Sai Reddy was one of at least eight Indian journalists who were killed during 2013. The level of violence against journalists in 2013 in India surpassed the previous high level of violence reached in 1997 when seven were killed. Nemi Chand Jain was also killed in Chhattisgarh in February 2013. According to news reports, Jain was killed by the Maoists and the group confirmed it, which makes Reddy the second journalist killed by the Maoist in 2013. He was one of 70 journalists killed worldwide in 2013. Forbidden Stories named Sai Reddy as 1 of 13 reporters investigating environmental issues that were killed between 2009 and 2019.

== Reaction ==
Within 45 days of Reddy's murder, the Maoists not only took responsibility for his murder but said they were mistaken about his working for the police.

After his killing outside the market in front of eyewitnesses, police suspected Maoists and that was confirmed by a press release released after the attack. Journalists in Basaguda marched through the lands of the Maoists over a three-day period to protest his death and out of concern for their own safety.
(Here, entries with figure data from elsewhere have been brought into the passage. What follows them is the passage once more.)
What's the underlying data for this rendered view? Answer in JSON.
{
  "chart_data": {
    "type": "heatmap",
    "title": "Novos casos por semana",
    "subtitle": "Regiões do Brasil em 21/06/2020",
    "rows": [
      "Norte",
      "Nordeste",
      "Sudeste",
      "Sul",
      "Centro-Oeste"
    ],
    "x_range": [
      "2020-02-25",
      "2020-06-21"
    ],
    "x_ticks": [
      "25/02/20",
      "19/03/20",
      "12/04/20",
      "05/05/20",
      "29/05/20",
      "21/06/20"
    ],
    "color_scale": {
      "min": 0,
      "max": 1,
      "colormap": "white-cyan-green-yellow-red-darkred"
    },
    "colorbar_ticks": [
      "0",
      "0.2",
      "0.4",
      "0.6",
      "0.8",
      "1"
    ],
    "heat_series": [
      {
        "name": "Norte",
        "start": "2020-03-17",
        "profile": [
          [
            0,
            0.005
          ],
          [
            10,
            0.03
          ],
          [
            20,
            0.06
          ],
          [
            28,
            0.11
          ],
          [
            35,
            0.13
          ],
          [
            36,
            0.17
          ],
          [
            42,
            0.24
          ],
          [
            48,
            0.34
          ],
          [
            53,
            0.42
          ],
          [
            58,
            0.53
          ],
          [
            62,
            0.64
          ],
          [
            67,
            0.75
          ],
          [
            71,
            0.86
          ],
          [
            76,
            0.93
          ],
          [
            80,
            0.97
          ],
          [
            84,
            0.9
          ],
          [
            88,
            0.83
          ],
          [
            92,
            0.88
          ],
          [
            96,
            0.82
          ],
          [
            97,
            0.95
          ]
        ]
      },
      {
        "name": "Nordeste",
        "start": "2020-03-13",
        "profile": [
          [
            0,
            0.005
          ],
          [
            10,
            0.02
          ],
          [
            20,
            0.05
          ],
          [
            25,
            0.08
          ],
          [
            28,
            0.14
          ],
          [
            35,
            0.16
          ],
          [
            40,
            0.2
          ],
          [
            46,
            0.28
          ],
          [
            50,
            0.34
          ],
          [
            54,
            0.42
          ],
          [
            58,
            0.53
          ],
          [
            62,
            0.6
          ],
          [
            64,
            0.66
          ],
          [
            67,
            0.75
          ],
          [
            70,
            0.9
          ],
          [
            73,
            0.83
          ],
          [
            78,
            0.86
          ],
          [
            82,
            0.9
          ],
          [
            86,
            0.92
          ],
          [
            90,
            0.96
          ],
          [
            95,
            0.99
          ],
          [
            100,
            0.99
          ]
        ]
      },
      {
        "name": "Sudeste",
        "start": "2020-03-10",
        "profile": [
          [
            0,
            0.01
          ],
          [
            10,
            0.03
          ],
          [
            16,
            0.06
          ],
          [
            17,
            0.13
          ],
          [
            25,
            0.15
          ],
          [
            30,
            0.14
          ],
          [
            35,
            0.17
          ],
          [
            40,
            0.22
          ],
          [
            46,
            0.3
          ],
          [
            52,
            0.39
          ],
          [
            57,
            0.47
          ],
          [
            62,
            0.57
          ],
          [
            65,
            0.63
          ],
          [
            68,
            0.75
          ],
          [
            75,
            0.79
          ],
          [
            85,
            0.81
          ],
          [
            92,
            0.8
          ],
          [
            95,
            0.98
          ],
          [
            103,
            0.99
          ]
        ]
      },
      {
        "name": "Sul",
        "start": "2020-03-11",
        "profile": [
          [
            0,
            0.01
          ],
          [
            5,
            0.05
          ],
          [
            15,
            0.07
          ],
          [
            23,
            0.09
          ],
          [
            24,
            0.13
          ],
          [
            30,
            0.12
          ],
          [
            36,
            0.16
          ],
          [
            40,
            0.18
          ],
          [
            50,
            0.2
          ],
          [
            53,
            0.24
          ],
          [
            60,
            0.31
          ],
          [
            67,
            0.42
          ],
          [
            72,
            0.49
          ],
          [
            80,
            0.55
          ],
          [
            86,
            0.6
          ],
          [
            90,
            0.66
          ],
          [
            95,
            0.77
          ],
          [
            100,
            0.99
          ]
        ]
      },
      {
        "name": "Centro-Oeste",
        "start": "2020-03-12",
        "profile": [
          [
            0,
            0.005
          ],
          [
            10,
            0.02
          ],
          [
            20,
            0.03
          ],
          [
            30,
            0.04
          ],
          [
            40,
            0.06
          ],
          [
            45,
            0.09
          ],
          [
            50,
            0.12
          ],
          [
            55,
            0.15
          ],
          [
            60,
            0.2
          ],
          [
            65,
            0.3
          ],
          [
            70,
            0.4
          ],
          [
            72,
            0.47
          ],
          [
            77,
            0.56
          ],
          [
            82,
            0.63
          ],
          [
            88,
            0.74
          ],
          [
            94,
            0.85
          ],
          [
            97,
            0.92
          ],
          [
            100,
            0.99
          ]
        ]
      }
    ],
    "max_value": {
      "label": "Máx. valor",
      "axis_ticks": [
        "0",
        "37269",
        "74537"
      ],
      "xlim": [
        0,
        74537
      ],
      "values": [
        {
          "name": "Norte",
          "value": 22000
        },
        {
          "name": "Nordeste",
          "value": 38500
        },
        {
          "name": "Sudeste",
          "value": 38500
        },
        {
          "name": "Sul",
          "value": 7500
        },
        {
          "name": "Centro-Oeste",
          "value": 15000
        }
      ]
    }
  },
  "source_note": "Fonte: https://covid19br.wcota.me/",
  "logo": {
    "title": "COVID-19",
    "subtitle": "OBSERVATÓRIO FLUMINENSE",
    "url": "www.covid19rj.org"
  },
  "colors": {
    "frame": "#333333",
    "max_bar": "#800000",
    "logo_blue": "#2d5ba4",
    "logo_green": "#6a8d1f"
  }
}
The Indian Journalists Union called for arrests. The president and secretary of Journalists' Forum Assam (JFA) called Reddy's murderers "cowards" and threw their support behind the journalists of the Chattishgrah who demonstrating against Reddy's murder. The JFA, which has also experienced problems in Assam supported the principle of neutrality of journalists between political and security forces

Irina Bokova, the director general of UNESCO, also responded to Reddy's murder, "I urge the authorities to investigate this crime. Violence against media workers undermines the ability of journalists to carry out their work freely as well as the right of citizens to receive the independent information they need."

The Committee to Protect Journalists requested that India investigate his murder and a spokesperson said, "Journalists in Chhattisgarh have become targets in the conflict between the Indian state and the Maoists for simply reporting the realities on the ground."